29. The Prestige, Christopher Priest
Comme la couverture le rappelle subtilement, c'est le livre qui est à l'origine du flim du même nom, que j'avais aimé pour plusieurs raisons. Il s'agit de la rivalité viscérale entre deux magiciens qui s'ingénient à détruire mutuellement leurs numéros, jusqu'à ce que l'un d'eux mette au point un numéro que personne n'explique. La rivalité prend alors des dimensions steampunkesques avec l'intervention de Tesla, et l'obsession de destruction mutuelle prend alors des proportions maladives. La fin est chouette aussi. Le livre est cependant en dessous du flim parce que Christian Bale ne peut pas jouer dans le livre.

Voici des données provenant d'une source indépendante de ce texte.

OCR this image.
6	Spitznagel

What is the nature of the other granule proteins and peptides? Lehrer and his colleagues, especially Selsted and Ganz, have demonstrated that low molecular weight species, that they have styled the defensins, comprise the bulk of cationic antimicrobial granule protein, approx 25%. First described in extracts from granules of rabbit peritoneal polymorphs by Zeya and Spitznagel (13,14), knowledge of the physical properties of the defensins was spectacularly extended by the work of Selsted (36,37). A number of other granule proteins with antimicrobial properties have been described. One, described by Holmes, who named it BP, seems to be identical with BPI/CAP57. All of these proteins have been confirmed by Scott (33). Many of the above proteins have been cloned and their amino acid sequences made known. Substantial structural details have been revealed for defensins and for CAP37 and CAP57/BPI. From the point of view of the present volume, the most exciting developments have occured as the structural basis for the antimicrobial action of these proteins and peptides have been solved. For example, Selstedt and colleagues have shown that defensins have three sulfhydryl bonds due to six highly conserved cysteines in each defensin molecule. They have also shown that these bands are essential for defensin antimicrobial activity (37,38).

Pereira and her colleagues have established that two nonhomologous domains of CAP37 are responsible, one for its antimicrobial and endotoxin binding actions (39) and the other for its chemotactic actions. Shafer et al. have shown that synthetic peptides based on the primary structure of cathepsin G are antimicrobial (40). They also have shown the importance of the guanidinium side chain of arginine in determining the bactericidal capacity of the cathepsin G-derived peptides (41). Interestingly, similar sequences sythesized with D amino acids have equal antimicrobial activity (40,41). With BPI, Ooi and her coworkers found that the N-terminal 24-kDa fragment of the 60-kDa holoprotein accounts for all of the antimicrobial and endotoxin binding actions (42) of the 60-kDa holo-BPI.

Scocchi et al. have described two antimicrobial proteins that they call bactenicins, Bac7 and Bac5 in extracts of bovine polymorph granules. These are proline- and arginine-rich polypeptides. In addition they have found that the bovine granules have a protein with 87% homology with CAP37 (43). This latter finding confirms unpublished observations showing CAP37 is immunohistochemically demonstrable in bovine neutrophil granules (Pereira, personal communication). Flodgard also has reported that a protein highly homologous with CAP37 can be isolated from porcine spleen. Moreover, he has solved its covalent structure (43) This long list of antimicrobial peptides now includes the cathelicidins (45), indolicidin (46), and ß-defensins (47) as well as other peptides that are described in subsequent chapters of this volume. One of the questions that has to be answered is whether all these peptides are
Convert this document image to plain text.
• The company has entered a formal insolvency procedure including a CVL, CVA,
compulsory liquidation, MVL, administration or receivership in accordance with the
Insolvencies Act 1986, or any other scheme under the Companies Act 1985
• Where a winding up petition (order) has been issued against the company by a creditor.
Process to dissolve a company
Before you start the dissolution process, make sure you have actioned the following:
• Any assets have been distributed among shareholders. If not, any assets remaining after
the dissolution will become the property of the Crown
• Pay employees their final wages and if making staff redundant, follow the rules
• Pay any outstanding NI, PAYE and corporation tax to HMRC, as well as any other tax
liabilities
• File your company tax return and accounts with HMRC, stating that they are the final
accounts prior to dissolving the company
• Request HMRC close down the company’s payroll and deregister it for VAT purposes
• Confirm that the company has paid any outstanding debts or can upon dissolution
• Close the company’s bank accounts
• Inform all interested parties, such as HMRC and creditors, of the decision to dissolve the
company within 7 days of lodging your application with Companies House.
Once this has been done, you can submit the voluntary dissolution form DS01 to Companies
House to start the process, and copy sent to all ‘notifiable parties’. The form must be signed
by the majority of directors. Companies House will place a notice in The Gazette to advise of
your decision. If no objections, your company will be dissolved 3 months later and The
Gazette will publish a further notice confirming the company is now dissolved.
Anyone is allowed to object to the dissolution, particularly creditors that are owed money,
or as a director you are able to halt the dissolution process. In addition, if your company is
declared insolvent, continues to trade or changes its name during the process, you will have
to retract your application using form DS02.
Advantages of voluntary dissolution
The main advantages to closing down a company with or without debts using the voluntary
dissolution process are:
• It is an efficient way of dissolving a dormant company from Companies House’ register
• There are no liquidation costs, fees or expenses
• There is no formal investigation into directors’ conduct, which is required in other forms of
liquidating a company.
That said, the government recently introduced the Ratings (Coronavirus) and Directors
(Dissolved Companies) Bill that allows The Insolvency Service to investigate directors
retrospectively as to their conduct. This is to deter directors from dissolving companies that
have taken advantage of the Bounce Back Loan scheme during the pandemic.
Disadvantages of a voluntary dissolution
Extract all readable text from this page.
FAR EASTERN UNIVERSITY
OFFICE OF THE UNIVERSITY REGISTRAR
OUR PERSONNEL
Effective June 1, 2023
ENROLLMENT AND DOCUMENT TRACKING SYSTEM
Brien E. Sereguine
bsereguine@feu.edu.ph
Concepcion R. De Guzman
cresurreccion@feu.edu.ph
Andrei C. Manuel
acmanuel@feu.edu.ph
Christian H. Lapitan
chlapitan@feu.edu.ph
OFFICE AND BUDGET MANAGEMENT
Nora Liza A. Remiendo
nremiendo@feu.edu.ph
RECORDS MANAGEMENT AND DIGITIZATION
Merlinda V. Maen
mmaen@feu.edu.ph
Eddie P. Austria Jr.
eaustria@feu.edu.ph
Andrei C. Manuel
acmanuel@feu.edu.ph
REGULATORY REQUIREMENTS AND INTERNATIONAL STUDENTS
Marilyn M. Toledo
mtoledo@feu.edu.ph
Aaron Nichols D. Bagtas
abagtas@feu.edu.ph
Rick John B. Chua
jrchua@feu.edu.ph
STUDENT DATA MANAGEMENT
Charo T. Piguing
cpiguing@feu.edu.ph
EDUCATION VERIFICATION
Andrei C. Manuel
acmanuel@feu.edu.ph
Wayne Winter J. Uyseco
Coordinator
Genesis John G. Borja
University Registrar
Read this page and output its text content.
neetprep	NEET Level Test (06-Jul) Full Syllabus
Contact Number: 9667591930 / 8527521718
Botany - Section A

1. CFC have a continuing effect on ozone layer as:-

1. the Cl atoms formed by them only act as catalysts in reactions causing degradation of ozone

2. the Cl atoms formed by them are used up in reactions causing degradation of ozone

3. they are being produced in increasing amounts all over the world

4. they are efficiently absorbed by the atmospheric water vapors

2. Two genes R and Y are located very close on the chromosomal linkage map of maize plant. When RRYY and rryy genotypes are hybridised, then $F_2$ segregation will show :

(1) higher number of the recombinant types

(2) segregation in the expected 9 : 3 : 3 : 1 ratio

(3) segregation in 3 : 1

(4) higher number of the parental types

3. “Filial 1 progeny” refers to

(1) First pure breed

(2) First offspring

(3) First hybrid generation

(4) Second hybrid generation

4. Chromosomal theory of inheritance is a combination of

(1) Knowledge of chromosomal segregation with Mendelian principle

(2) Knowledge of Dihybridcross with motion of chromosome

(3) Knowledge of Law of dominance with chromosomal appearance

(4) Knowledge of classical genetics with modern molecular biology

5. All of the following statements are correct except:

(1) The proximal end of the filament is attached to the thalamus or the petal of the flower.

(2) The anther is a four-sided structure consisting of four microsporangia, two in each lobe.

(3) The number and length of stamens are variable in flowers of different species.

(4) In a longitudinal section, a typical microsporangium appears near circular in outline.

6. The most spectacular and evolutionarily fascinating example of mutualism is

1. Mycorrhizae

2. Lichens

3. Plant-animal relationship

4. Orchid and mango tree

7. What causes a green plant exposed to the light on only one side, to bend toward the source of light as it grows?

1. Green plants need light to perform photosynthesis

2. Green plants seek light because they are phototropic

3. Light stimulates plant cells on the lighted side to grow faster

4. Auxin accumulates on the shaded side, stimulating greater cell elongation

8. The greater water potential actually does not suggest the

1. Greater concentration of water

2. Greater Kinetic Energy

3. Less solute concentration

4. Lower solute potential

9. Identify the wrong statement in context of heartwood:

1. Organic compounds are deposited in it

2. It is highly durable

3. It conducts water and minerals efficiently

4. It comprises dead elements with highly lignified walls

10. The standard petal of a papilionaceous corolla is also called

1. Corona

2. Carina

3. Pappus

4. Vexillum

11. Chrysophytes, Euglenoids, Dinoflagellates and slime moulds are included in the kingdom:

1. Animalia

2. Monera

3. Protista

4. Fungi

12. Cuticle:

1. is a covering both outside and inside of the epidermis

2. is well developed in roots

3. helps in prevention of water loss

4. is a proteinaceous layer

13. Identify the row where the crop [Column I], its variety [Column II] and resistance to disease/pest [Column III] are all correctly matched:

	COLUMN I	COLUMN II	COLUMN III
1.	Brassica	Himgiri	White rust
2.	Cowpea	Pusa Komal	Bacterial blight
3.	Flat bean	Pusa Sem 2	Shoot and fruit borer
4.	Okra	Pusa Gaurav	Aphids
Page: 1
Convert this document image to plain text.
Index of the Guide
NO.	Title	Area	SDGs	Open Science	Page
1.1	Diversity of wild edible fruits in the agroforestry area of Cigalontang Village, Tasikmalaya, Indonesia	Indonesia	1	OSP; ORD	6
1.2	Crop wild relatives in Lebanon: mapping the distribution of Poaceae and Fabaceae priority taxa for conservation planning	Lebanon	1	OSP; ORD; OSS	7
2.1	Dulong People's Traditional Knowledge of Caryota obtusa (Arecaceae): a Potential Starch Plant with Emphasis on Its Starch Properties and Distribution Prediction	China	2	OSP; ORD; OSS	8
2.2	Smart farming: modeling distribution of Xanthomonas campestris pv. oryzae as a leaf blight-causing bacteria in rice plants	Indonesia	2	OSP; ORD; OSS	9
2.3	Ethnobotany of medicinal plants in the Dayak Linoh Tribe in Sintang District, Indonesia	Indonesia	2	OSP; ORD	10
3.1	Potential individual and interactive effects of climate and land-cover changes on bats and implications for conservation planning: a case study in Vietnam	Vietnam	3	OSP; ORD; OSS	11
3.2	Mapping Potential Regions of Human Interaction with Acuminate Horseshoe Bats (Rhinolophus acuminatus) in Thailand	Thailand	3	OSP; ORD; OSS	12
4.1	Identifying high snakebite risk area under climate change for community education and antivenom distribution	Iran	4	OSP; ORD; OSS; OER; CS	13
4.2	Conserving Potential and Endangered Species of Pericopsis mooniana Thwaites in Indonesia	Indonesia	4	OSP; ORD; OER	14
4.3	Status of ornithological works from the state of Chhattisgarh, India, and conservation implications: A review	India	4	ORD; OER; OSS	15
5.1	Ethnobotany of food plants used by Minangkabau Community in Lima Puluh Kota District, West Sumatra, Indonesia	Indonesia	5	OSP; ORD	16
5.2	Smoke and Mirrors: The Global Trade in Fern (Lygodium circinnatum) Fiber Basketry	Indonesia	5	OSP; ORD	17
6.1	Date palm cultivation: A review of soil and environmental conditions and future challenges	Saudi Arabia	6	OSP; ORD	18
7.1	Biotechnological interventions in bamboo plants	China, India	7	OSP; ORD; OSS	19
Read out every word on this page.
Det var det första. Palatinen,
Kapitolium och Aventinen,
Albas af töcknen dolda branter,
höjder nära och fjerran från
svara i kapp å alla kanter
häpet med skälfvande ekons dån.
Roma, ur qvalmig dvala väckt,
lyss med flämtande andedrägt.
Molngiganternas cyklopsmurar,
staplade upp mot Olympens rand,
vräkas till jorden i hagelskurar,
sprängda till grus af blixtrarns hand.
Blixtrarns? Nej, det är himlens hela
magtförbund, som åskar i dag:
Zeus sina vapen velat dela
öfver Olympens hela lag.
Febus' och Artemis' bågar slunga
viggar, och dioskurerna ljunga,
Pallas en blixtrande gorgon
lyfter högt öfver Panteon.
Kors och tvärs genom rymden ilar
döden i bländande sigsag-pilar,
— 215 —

30. Spin, Robert Charles Wilson
Revoilà de la bonne SF, mal desservie par son résumé: un jour, soudainement, la Terre est englobée dans une sorte de membrane opaque qui l'isole totalement du reste de l'univers. Si la couverture n'avait pas mentionné le gain d'un Hugo Award, comme le chef d'oeuvre Tous à Zanzibar de John Brunner, j'aurais passé mon chemin car l'idée de départ fait un peu ringard. Pourtant, la force du roman est dans les relations compliquées entre le narrateur et deux jumeaux qui sont comme le reste du monde obnubilés par ce qui arrive à la planète, et qui réagissent à l'opposé. Vers la fin du livre, le côté SF ressort par-dessus l'aspect psychologique qui domine l'histoire, avec entre autres la biologie évolutive d'entités froides vivant sur d'immenses distances dans l'espace.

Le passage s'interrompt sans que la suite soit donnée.